Jakarta - Sebagai menteri urusan ICT, Rudiantara tak mau terlalu ketat memberikan tekanan bagi industri. Selama ia masih dipercaya menjabat sebagai Menkominfo, ia berjanji akan selalu adil dan memberikan kemudahan agar industri ICT di Indonesia bisa tumbuh pesat.

“Seperti ikan, terlalu keras dipegang akan mati. Terlalu longgar juga bisa lepas dan kebablasan. Itu sebabnya saya tak mau terlalu ketat dan juga tidak terlalu longgar,” kata Chief RA, sapaan akrabnya di HUT ke-3 IndoTelko Forum di Balai Kartini, Jakarta.


Salah satu contoh kebijakan yang dianggap masih terlalu ketat adalah soal target penerimaan negara bukan pajak (PNBP). Ia tak ingin Kominfo terlalu ketat dalam menetapkan target PNBP karena ingin mengejar multiplier effect dari sektor ICT.


“Tahun ini target PNBP sekitar Rp 13 triliun, tahun depan naik Rp 14 triliun. Saya sedang berpikir bagaimana caranya agar PNBP ini tidak terlalu tinggi, agar multiplier effect bisa terjadi di sektor ICT,” ujarnya.
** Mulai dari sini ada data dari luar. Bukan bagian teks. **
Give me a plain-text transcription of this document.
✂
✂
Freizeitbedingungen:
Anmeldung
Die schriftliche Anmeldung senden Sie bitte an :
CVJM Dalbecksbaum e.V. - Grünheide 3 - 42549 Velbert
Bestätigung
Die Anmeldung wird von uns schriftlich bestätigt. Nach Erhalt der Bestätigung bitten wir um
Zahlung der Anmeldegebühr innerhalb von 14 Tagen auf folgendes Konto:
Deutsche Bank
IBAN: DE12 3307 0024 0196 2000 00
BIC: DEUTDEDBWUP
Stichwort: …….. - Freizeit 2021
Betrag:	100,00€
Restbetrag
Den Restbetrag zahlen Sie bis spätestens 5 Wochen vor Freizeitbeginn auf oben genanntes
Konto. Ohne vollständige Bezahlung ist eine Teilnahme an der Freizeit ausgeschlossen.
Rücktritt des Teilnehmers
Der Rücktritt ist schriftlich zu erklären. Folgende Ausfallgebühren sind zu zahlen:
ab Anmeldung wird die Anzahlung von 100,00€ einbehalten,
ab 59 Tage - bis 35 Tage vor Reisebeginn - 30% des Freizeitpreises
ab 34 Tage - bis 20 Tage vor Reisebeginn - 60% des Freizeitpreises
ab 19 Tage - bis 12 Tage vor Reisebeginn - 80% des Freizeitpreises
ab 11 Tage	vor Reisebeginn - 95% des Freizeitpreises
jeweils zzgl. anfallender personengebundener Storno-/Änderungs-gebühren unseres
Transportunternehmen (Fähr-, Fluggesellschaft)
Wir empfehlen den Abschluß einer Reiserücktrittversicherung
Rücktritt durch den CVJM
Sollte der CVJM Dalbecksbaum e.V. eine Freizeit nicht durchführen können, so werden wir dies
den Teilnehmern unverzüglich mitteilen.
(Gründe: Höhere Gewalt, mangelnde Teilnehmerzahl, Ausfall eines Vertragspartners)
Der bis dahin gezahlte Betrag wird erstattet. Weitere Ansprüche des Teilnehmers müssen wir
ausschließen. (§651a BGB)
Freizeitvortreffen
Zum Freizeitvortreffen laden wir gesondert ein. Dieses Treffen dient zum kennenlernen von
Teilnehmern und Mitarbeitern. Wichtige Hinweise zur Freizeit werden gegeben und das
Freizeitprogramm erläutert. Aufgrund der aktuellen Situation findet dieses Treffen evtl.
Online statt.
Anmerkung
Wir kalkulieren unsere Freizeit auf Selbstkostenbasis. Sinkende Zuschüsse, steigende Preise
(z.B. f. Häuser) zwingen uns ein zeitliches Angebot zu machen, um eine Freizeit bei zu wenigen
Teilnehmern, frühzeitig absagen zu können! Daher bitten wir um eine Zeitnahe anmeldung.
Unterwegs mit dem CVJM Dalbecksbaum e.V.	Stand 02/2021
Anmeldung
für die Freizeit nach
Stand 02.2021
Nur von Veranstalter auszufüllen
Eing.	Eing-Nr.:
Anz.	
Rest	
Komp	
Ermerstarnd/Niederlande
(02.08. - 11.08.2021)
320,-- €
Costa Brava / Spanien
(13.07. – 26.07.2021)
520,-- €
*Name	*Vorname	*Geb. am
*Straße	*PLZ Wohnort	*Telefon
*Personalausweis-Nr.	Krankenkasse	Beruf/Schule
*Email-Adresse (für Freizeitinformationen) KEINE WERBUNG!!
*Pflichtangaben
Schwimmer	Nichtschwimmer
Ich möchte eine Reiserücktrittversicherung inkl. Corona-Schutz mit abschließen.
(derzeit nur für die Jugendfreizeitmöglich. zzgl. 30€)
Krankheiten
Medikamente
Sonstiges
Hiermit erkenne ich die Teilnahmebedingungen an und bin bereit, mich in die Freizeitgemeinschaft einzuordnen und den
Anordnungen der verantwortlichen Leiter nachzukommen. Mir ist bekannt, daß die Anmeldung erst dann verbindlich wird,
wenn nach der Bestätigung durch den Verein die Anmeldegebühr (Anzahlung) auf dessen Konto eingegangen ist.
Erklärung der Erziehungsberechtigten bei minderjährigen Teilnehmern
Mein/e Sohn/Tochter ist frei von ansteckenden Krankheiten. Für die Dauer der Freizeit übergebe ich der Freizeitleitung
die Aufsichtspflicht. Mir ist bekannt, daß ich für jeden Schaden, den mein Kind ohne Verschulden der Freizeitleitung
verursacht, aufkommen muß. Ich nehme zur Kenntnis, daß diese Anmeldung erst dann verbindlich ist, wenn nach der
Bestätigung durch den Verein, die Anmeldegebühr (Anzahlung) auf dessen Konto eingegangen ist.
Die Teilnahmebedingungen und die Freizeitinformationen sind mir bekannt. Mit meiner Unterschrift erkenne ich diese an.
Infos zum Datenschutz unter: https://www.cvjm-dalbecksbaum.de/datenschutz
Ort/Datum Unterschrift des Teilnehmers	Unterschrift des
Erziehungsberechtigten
Jika PNBP dibuat lebih rileks, industri bisa berputar lebih cepat karena regulatory charge yang dikeluarkan pelaku usaha menjadi turun. “PNBP ini seperti menarik di depan, kalau di-relaxing, nanti industri akan lebih cepat, negara masih aman penerimaan pajak dari PPN dan PPh. ICT menyentuh semua sektor, makanya kami ingin menjadi enabler pertumbuhan ekonomi nusantara,” katanya.


Diungkapkannya, nilai ekonomi di sektor ICT Indonesia sebenarnya cukup besar yakni berkisar USD 16,9 miliar atau setara Rp 109 triliun. Sedangkan estimasi kontribusi ke produk domestik bruto tahun ini sekitar 6%. Angka ini meningkat cukup pesat dari tahun 2001 yang hanya 1,3% meningkat menjadi sekitar 3% pada 2014.


Data Badan Pusat Statistik (BPS), hingga kuartal ketiga 2014 sumbangsih sektor telekomunikasi dicatat senilai Rp 239,04 miliar atau 3,18% dari total PDB Rp 7,50 triliun. Jumlah tersebut bahkan lebih tinggi dari kontribusi sektor migas yang hanya Rp217,72 miliar.


Sekadar diketahui, pasokan PNBP di sektor telekomunikasi berasal dari Biaya Hak Penggunaan (BHP) jasa telekomunikasi, frekuensi, dan sumbangan Universal Service Obligation (USO). Untuk USO biasanya sekitar 1,25% dan BHP Telekomunikasi sebesar 0,5% dari pendapatan pelaku usaha. Sementara BHP frekuensi tergantung alokasi yang dimiliki. Dalam keuangan operator, regulatory charge bisa menyumbang sekitar 20%-25% bagi total biaya operasional.


President Director & CEO XL Axiata Hasnul Suhaimi menyambut gembira rencana tersebut karena bisa membuat operator menjadi lebih kencang berlari. “Bahkan jika kondisi keuangan operator itu rugi sekalipun, dia kan harus masih bayar pajak untuk transaksi yang terjadi. Kita sendiri bisa menjadi lebih efisien dan masyarakat menikmati tarif lebih terjangkau,” katanya.